There is nearly $18 billion sitting in the super system without a home according to new figures and some of it could be yours.
The Australian Tax Office has reported that the amount of money held in unclaimed superannuation accounts jumped 21.3 per cent to $17.9 billion in the year to June 2017.
Of that lost super, $3.85 billion is held by the ATO and $14.1 billion in super funds themselves. Lost funds are those in the names of people who are uncontactable and who have not made a contribution for five years, and they are scattered right across the country.
The top 10 regions for lost super
Having money in unclaimed super means you are probably losing out in one of two ways. If the ATO has your funds you are only paid an interest rate of 2 per cent a year which is about the inflation rate, so your funds aren’t growing at all.
Lost accounts with small balances end up with the ATO because it has the right to hoover up all balances below $6000.
Balances above that level stay with the fund where they are likely to earn up to 10 per cent. While that sounds better than 2 per cent, many of the lost accounts result from people who change jobs and keep multiple accounts open, paying fees for insurance and administration in all of them and unnecessarily reducing balances.
The Association of Superannuation Funds of Australia (ASFA) is calling for legislative change to ensure monies aren’t stuck with the ATO.
Glen McCrae, ASFA policy chief, told The New Daily “the nearly $4 billion with the ATO in unpaid super should be redirected to people’s active accounts. Our figures show that if you have more than $2000 it is better off in an active account.”
That’s because at that level the stronger returns in a super fund outweigh the fees charged. “One way to greatly improve the system is to have the ATO, which has the details of the active superannuation accounts for most individuals with unclaimed super, to return unclaimed funds currently captured by legislated threshold transfers,” Mr McCrae said.
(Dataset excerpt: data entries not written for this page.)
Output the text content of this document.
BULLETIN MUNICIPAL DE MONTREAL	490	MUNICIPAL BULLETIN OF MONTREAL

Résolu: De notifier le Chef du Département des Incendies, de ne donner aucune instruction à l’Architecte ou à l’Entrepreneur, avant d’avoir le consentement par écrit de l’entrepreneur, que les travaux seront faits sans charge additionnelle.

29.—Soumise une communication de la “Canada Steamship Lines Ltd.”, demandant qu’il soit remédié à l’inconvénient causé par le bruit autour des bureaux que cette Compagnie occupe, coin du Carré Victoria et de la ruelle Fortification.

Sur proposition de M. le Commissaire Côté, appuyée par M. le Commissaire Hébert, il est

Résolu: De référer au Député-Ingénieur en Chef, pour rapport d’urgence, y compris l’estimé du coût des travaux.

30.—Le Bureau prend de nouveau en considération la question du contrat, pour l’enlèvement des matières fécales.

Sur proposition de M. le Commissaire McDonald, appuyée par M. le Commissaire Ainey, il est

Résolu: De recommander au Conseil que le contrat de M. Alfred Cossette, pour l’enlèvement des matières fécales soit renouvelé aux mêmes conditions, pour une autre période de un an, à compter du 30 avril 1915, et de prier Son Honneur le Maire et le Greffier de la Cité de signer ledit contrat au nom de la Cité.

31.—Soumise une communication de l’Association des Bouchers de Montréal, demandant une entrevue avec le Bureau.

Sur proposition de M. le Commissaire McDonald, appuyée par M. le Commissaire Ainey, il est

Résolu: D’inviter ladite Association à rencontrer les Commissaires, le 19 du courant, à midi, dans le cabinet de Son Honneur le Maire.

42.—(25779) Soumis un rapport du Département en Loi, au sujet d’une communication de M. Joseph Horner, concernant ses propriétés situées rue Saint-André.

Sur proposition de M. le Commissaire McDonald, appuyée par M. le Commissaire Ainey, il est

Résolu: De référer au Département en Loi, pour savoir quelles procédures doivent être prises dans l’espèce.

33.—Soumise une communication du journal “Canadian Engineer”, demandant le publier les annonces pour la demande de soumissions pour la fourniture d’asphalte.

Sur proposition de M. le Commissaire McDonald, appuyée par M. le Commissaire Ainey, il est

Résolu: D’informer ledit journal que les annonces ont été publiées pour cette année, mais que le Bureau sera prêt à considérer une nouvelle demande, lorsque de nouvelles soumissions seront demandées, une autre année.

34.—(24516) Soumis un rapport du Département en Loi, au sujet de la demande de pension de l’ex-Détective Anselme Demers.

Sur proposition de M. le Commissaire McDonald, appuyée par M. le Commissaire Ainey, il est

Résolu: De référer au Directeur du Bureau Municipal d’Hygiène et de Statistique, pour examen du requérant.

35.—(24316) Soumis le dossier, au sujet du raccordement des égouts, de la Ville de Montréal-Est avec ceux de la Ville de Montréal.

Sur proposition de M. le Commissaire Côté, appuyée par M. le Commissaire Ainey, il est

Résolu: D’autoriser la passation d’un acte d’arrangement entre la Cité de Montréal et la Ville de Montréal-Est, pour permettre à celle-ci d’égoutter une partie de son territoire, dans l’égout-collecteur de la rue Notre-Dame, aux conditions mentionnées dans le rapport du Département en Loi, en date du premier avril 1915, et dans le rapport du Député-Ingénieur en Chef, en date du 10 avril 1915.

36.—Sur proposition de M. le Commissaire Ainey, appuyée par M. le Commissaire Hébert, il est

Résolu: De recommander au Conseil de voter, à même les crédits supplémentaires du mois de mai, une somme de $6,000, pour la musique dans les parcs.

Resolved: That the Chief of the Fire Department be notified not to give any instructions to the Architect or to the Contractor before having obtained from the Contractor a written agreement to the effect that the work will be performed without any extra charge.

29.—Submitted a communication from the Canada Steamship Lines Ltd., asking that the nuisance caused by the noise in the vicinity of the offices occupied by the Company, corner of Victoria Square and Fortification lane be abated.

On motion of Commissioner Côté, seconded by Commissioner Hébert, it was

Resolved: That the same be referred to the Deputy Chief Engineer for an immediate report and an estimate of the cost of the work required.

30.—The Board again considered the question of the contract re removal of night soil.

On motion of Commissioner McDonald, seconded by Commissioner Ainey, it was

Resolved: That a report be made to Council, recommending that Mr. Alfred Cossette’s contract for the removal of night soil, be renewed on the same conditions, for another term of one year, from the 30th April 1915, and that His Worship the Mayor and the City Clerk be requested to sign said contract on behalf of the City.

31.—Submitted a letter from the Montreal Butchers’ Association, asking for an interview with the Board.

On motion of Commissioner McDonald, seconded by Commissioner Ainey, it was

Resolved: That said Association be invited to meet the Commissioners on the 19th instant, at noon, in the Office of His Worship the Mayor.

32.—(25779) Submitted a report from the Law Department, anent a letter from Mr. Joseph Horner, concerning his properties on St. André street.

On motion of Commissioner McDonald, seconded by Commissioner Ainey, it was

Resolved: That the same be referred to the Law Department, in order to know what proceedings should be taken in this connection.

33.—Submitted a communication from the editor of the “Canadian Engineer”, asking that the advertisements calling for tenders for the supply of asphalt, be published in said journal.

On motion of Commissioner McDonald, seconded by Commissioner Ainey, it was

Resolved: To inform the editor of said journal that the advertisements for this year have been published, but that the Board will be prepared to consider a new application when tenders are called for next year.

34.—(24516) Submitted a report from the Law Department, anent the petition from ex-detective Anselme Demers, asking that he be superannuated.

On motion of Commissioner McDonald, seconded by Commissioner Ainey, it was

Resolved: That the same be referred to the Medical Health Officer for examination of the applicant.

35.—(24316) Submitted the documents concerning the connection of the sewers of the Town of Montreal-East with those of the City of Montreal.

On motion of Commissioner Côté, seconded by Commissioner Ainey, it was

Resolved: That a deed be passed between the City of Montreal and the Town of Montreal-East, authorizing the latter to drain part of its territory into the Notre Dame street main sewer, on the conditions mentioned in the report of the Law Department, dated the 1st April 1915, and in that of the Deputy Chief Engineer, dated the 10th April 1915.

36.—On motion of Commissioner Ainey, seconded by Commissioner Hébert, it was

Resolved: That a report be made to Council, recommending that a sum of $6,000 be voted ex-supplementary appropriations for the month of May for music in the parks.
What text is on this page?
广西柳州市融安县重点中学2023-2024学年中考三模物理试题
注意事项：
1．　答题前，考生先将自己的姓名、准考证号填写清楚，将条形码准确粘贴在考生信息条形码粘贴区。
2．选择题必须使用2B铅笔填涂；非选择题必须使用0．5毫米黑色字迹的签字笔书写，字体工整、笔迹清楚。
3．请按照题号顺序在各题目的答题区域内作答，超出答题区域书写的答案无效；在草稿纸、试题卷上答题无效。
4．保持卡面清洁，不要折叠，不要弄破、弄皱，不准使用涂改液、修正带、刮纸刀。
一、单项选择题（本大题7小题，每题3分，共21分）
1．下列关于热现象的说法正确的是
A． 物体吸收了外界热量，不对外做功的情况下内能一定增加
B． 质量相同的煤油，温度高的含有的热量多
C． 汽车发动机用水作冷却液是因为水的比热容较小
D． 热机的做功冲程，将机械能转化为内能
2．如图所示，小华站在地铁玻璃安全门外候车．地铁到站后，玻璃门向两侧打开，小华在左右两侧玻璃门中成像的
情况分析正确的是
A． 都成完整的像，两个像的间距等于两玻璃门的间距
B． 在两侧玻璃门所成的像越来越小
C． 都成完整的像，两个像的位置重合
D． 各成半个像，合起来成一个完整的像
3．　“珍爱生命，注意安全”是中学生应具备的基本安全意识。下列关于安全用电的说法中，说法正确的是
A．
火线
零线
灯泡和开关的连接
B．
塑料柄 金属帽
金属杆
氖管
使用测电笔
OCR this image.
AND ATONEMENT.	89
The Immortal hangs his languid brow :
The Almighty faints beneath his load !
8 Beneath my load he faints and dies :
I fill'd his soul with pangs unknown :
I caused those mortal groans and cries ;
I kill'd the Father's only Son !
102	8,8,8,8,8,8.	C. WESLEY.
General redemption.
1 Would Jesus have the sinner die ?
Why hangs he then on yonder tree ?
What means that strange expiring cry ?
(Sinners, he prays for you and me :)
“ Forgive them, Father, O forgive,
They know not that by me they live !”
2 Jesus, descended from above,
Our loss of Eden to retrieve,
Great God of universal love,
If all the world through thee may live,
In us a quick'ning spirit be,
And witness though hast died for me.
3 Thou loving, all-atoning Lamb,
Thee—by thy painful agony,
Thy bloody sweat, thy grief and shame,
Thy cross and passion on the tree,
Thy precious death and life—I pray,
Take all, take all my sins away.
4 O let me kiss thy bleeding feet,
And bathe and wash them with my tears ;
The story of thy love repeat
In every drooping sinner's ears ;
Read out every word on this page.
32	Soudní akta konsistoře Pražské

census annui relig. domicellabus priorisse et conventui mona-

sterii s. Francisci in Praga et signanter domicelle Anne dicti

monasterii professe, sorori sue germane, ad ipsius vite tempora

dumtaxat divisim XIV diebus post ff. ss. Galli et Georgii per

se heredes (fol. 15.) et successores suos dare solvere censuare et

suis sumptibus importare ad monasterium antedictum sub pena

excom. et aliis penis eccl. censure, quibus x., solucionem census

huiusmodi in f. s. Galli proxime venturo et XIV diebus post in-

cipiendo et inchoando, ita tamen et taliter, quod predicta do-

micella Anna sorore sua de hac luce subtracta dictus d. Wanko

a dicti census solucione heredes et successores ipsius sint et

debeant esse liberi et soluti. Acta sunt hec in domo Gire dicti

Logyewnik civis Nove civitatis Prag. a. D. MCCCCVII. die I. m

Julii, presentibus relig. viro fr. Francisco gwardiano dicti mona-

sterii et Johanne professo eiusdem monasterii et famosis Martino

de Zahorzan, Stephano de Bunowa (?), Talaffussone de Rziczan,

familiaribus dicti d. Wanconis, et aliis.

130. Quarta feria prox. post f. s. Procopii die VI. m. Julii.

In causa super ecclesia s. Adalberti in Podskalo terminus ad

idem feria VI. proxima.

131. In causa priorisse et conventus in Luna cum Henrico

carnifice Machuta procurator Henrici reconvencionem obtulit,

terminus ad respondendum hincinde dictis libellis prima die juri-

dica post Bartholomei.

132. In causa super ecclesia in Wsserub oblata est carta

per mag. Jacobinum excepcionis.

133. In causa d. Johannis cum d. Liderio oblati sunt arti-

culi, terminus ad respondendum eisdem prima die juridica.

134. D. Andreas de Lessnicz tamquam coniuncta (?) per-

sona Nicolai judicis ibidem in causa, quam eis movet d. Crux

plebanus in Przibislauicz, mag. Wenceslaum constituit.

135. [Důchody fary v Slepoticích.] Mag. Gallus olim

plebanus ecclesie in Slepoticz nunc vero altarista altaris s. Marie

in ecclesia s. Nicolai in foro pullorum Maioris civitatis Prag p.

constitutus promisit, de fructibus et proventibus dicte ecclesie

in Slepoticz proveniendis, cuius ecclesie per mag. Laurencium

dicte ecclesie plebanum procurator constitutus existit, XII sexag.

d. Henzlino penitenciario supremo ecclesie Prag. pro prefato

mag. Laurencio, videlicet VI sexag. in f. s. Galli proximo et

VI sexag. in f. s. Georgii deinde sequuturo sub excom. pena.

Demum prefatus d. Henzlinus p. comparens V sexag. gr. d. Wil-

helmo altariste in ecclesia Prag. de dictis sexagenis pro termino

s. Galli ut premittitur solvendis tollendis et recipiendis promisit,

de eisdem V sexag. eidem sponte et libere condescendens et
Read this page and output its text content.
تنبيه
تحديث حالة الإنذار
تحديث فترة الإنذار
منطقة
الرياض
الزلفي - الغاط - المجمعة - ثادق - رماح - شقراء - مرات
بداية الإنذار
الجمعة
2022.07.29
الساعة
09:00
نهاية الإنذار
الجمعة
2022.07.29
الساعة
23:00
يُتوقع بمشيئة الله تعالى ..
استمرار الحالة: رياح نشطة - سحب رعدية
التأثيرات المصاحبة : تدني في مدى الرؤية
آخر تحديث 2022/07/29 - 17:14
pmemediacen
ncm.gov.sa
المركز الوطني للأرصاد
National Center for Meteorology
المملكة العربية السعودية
To do that the government would need to change legislation, but Mr McCrae said the mechanics would be easy to implement for the ATO. The fact that the ATO has tax file numbers (TFN) and other information “makes it relatively easy for the Commissioner to match lost member account owners with their current active superannuation accounts,” he said.
You don’t have to wait for a change in the law to reclaim your super. Anyone with a TFN can log into the MyGov website, link to the ATO to track down and transfer super accounts.
Australians appear to be catching on to the need to avoid having multiple super funds.
Three years ago the ATO figures showed that only 55.13 per cent of fund members had only one account. By June this year this had risen to 60 per cent while the number of people with three accounts had slipped from 10.78 per cent to 9.2 per cent.
Males are more likely to have multiple accounts than females while people while middle aged people are the most likely to have multiple accounts.
The $17.9 billion in unclaimed super is currently held in 6.3 million accounts.